Заказ принял хмурый итальянец. После 11-го все были хмурые, Нью-Йорк на какое-то время перестал улыбаться. И вдруг от кухни, сияя улыбкой, – наш грек. Оказывается, его перекинули на другие столики, но официант-итальянец, передавая наш заказ, сказал: «Там твои пришли». И он побежал к своим. Своим — потому что Европа, потому что русские, а значит — православные (и не важно, верит ли кто-то из нас в Бога). Он бежал, сияя, и еще издалека говорил, как он рад видеть нас живыми и здоровыми. Оказывается, он тоже все эти дни переживал: а вдруг мы там мимо проходили и поэтому больше не приходим ужинать в ресторан…
11 сентября поразило меня вот этой общностью. Когда перед лицом трагедии совершенно не важно – кто ты: американец, грек, русский, живешь здесь или приехал погостить. Утром 11-го, когда мы смотрели на горящих «Близнецов» с крыши 52-этажного небоскреба на 60-й улице Манхеттена, и первая из башен стала падать, «Оh, my God!» американцев и «О, Господи!» моей мамы звучали совершенно одинаково.
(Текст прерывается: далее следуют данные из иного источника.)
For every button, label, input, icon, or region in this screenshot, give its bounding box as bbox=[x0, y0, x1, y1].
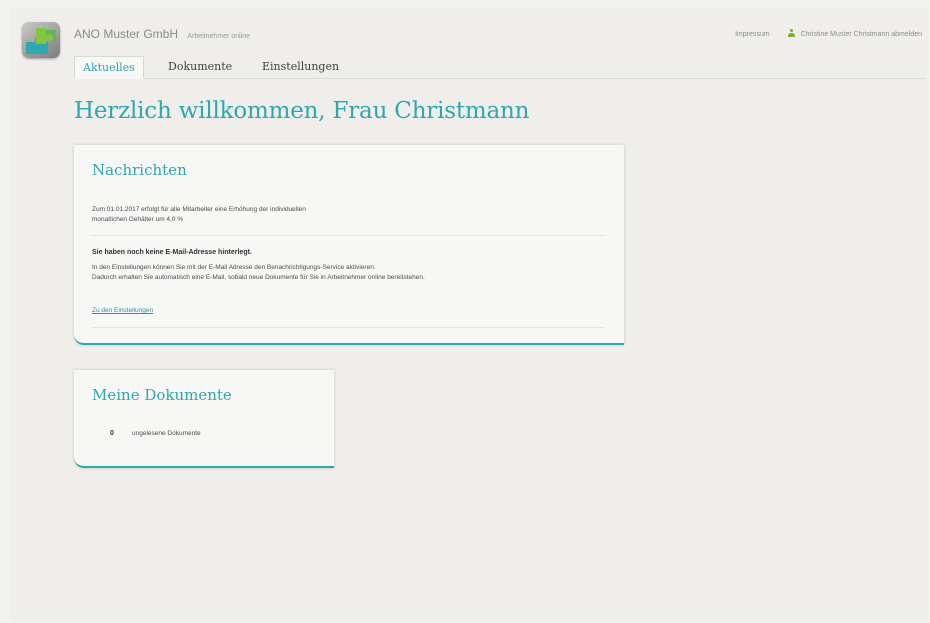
divider bbox=[92, 235, 604, 236]
email-notice-line-2: Dadurch erhalten Sie automatisch eine E-… bbox=[92, 274, 425, 281]
puzzle-icon[interactable] bbox=[22, 22, 60, 58]
tab-dokumente[interactable]: Dokumente bbox=[160, 56, 240, 77]
user-icon bbox=[787, 29, 795, 37]
news-message: Zum 01.01.2017 erfolgt für alle Mitarbei… bbox=[92, 205, 306, 225]
company-name: ANO Muster GmbH bbox=[74, 27, 179, 41]
impressum-link[interactable]: Impressum bbox=[735, 31, 770, 38]
unread-label[interactable]: ungelesene Dokumente bbox=[132, 430, 201, 437]
app-name: Arbeitnehmer online bbox=[187, 33, 251, 40]
email-notice-text: In den Einstellungen können Sie mit der … bbox=[92, 263, 425, 283]
main-tabs: Aktuelles Dokumente Einstellungen bbox=[74, 56, 926, 79]
tab-einstellungen[interactable]: Einstellungen bbox=[254, 56, 347, 77]
tab-aktuelles[interactable]: Aktuelles bbox=[74, 56, 144, 79]
news-title: Nachrichten bbox=[92, 161, 187, 179]
news-message-line-2: monatlichen Gehälter um 4,0 % bbox=[92, 216, 184, 223]
email-notice-line-1: In den Einstellungen können Sie mit der … bbox=[92, 264, 376, 271]
news-card: Nachrichten Zum 01.01.2017 erfolgt für a… bbox=[74, 145, 624, 345]
email-notice-title: Sie haben noch keine E-Mail-Adresse hint… bbox=[92, 249, 252, 256]
documents-title: Meine Dokumente bbox=[92, 386, 232, 404]
page-title: Herzlich willkommen, Frau Christmann bbox=[74, 98, 530, 124]
news-message-line-1: Zum 01.01.2017 erfolgt für alle Mitarbei… bbox=[92, 206, 306, 213]
documents-card[interactable]: Meine Dokumente 0 ungelesene Dokumente bbox=[74, 370, 334, 468]
divider bbox=[92, 327, 604, 328]
unread-count: 0 bbox=[110, 430, 114, 437]
settings-link[interactable]: Zu den Einstellungen bbox=[92, 307, 153, 314]
company-header: ANO Muster GmbH Arbeitnehmer online bbox=[74, 27, 250, 41]
logout-link[interactable]: Christine Muster Christmann abmelden bbox=[801, 31, 922, 38]
top-links: Impressum Christine Muster Christmann ab… bbox=[735, 29, 922, 38]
12-го я пошла сдавать кровь в госпиталь недалеко от нашего дома. Мы так же вперемешку стояли в очереди. Девушка-волонтер записывала всех: фамилия, адрес, телефон. Записала и меня, спросила, из какой страны, сказала большое спасибо, крови сейчас много, если закончится, обязательно вам позвоним. И еще раз спасибо. Не позвонили, но мне до сих пор важно, что где-то там была запись на сдачу крови пострадавшим при теракте: «Veronika Kutsyllo, Russia». И я верю: если бы моя четвертая, резус положительный, понадобилась, они бы позвонили. Но она не понадобилась. Я помню, как в те дни врачи в наспех разбитом в скверике в районе 40-х улиц полевом госпитале с надеждой вглядывались а сторону даунтауна. Они ждали раненых, они надеялись, что кого-то откопают. Но раненых не было.
Когда спустя несколько дней открыли манхеттенские мосты, мы решили уехать из города – хоть на немного. Мы переехали Гудзон и вскоре, уже за городом, увидели на поперечном мосту одного человека, который размахивал американским флагом. Он стоял лицом к машинам, ехавшим со стороны Манхеттена, и машины гудели ему в ответ. И для меня в этом одном американце было в сотню раз больше патриотизма, чем сейчас в тысячах «нашистов» на проспекте Сахарова.
Мы улетали 17-го (вместо 14-го по билету). Если не ошибаюсь, это был первый день, когда американцы открыли воздушное пространство. JFK был забит пассажирами. В сторону регистрации клубилась огромная очередь. Мы приготовились стоять в ней несколько часов. Но в какой-то момент через толпу стали пробираться сотрудники аэропорта с мегафонами. Они говорили: «Граждане Соединенных Штатов! Мы просим вас пропустить вперед граждан других государств. Многие из них не рассчитывали задержаться так надолго в США, у многих кончаются деньги. Им надо домой. А вы – дома». И очередь, взвихрившись чемоданами и сумками, стала распадаться. Американец, стоявший впереди нас, обернулся, протискиваясь в толпе, и сказал: «Счастливого пути! Берегите себя!»
Я не обманывалась насчет двух истребителей, сопровождавший взлет нашего «Боинга». Мама сказала: «Смотри, нас охраняют». Я ответила: «Нет, мам, это от нас охраняют». Со стороны южного Манхеттена все еще поднимался дым. А я думала о том, что истребители-истребителями, а главное – это люди. И что теперь для меня Америка навсегда останется родной, потому что нельзя вместе с ними пережить такое и не понять, что американцы – такие же, как мы. Может, даже немного лучше. Сказала бы я «Счастливо пути!» иностранцу, из-за которого меня попросили выйти из очереди? Не уверена.